The late presidential spokesperson Parks Mankahlana did die of an Aids-related ailment.
A document entitled Castro Hlongwane, Caravans, Cats, Geese, Foot & Mouth and Statistics: HIV/Aids and the Struggle for the Humanisation of the African that is being sent out by the African National Congress to its structures implies that Mankahlana had Aids; it claims he was killed by antiretrovirals. The Mail & Guardian, which reported the cause of Mankahlana’s death two years ago, came under severe criticism at the time from the ruling party.
The document also claims that 12-year-old Aids activist Nkosi Johnson died as a result of antiretrovirals that he “was forced to consume”.
The decision to dispatch the document came during an ANC national executive committee (NEC) meeting held last weekend and called to deliberate the government’s Aids policy. It was sparked by former president Nelson Mandela’s call on the government to provide free access to antiretrovirals in public hospitals.
But Aids dissidents such as Peter Mokaba gained an upper hand at the meeting. “He was provided far more air time than we were,” complained a member. Said another: “It appeared as if he had the endorsement of the party leadership.”
Minister of Health Manto Tshabalala-Msimang, who tried to bring in members of the party’s health secretariat which comprises qualified medical personnel was not allowed to do so. At the same time non-NEC members, such as the acting Eastern Cape minister for health Max Mamase, a well-known anti-Aids drugs proponent, were allowed in.
Following the meeting the ANC released a statement termed “very confused” by medical personnel on its HIV/Aids policy, snubbing Mandela’s call. ANC members attributed the confusion to an attempt to accommodate President Thabo Mbeki’s dissident views on HIV/Aids. So while the statement announced that the government will consider rolling out the distribution of nevirapine to HIV-positive pregnant women in December this year, it also raised questions on the efficacy of this and other antiretrovirals.
The document the ANC is sending to its structures portrays Aids as a conspiracy theory pushed by an “omnipotent apparatus” posing as “friends of Africa” with the aim of dehumanising Africans. The document implies it is referring to forces media and pharmaceutical companies which do not share Mbeki’s stance.
The document quotes from journals and poets usually referred to by Mbeki in his speeches.
Castro Hlongwane, named in the document’s title, is the 17-year-old thrown out of a KwaZulu-Natal holiday resort by its owner, who allegedly claimed the teenager had Aids and would rape other campers. Hlongwane’s experience is used to illustrate the “racist agenda” of those who oppose the Aids dissident stance.
The document pronounces in a sarcastic tone: “Yes, we are sex-crazy! Yes, we are diseased! Yes, we spread the deadly HI virus through our uncontrolled heterosexual sex! In this regard, yes, we are different from the [United States] and Western Europe! Yes, we, the men, abuse women and the girl-child with gay abandon! Yes, among us rape is endemic because of our culture! Yes, we do believe that sleeping with young virgins will cure us of Aids! Yes, as a result of all this, we are threatened with destruction by the HIV/Aids pandemic! Yes, what we need, and cannot afford because we are poor, are condoms and anti-retroviral drugs! Help!”
The document portrays Mankahlana as a martyr in the cause of his president and claims he died “vanquished by the antiretroviral drugs he was wrongly persuaded to consume”.
Because Johnson was too young to have an independent voice like Mankahlana, the document reasons, the “omnipotent apparatus” ignoring his parentage and family renamed him “Johnson”.
“He was reborn as a creature of the imagination and the resources of white South Africa.
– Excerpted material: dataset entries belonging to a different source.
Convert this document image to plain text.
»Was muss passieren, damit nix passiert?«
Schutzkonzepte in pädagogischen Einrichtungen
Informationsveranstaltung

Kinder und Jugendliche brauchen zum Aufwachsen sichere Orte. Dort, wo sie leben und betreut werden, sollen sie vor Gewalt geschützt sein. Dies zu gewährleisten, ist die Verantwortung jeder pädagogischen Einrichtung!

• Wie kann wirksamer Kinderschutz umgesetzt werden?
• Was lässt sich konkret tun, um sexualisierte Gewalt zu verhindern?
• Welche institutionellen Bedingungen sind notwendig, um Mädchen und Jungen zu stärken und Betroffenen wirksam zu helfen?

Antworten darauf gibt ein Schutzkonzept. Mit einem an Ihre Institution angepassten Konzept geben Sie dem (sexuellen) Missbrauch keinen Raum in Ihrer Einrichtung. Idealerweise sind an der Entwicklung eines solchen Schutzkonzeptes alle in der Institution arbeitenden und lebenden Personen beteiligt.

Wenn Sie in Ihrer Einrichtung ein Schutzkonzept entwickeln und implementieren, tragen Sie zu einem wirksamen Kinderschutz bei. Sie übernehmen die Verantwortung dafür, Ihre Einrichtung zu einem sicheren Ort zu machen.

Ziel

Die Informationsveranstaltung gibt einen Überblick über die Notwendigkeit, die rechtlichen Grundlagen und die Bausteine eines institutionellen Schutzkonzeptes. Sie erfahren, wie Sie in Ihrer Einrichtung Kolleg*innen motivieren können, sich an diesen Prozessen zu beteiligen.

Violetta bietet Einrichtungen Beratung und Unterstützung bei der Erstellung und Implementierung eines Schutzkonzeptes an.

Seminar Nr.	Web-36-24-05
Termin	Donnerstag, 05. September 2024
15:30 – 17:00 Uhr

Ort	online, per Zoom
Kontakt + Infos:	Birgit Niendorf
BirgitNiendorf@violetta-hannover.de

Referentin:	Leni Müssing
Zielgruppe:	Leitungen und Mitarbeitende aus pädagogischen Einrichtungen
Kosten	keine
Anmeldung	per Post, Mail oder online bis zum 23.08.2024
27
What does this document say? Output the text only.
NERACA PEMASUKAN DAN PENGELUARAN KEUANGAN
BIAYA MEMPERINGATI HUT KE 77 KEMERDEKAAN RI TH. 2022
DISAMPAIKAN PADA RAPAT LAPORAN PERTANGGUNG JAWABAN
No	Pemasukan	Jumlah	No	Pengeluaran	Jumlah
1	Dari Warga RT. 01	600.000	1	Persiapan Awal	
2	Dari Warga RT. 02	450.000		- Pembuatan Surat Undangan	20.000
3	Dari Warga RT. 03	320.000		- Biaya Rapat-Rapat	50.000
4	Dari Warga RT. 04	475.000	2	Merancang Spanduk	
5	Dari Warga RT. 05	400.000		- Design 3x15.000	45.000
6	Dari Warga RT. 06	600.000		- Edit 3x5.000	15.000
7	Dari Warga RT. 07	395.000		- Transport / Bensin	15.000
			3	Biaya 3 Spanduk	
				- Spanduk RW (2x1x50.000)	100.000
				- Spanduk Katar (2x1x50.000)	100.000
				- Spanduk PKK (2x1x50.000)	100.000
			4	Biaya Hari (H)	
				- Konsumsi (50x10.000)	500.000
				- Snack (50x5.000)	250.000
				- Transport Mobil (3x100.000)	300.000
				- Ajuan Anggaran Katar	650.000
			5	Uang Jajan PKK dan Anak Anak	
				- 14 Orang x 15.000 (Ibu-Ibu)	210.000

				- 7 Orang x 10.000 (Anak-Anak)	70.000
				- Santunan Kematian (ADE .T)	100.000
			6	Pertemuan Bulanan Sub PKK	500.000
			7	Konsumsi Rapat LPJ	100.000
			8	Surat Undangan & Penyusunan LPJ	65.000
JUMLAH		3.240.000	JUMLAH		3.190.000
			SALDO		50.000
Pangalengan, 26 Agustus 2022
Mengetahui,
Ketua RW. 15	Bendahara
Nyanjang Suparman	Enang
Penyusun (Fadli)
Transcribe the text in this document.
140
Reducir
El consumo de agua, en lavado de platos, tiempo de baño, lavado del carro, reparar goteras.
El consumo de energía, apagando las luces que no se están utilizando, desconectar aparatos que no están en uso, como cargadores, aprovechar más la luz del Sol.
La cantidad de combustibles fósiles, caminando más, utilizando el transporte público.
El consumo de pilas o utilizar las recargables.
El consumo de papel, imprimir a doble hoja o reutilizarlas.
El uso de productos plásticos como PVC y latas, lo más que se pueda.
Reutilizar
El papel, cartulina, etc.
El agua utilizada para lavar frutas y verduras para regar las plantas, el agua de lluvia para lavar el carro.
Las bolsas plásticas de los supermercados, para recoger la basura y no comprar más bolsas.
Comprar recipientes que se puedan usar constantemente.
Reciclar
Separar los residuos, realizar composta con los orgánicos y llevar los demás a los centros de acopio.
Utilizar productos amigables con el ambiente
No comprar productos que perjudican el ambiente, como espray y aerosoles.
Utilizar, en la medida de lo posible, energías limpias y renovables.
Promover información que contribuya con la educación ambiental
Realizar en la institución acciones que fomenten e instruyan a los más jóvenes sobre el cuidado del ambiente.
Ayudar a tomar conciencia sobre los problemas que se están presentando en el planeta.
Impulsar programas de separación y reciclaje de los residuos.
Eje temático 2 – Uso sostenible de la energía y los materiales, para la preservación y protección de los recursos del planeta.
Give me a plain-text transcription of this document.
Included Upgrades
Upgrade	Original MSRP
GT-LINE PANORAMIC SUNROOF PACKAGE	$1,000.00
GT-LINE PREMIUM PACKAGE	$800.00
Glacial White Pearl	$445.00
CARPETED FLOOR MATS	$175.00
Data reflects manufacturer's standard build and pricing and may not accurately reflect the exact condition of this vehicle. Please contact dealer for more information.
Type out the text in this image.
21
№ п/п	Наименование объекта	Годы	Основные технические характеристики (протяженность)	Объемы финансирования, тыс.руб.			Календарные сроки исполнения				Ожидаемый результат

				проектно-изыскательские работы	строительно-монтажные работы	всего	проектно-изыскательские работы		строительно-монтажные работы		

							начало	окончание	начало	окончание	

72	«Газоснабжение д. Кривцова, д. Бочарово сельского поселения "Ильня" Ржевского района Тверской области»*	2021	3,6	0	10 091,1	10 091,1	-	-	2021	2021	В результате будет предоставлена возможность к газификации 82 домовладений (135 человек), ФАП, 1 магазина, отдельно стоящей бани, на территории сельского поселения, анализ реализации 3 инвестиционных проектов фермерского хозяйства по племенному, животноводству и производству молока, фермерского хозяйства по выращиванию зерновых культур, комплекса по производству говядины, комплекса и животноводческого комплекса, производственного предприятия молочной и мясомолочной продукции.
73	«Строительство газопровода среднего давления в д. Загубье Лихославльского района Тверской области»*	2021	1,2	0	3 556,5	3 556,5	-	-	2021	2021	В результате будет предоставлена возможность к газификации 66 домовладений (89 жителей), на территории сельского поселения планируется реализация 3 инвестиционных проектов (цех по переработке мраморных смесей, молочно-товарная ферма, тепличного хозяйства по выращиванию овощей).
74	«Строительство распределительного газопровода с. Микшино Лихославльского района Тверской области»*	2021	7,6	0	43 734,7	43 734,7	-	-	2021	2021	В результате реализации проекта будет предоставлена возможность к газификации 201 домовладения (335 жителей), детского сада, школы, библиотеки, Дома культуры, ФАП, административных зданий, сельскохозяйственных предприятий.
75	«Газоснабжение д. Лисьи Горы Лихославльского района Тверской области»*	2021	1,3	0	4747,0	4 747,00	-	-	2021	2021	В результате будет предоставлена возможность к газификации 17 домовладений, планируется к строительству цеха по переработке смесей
The world decided to accord him the status of a hero, the new Hector Peterson murdered not by the apartheid regime, but by our country’s democratic government.”
The document cites studies to illustrate that the anti-retrovirals are poison and identifies poverty and underdevelopment as the main cause of the “Aids deaths”.
Nobody, the document claims, has seen the HI virus; it disputes claims of its having been isolated. The document implies that the “controversial discovery” of the virus by two scientists, American Robert Gallo and Frenchman Luc Montagnier, and endorsed by then presidents Ronald Reagan and Jacques Chirac in 1987 was part of a cover-up of a non-finding.
The document claims the generic system the Elisa test that is used to test for the virus is also used to test for foot and mouth disease in cattle and has been proven to be faulty. Thus the inclusion of foot and mouth in the document’s title.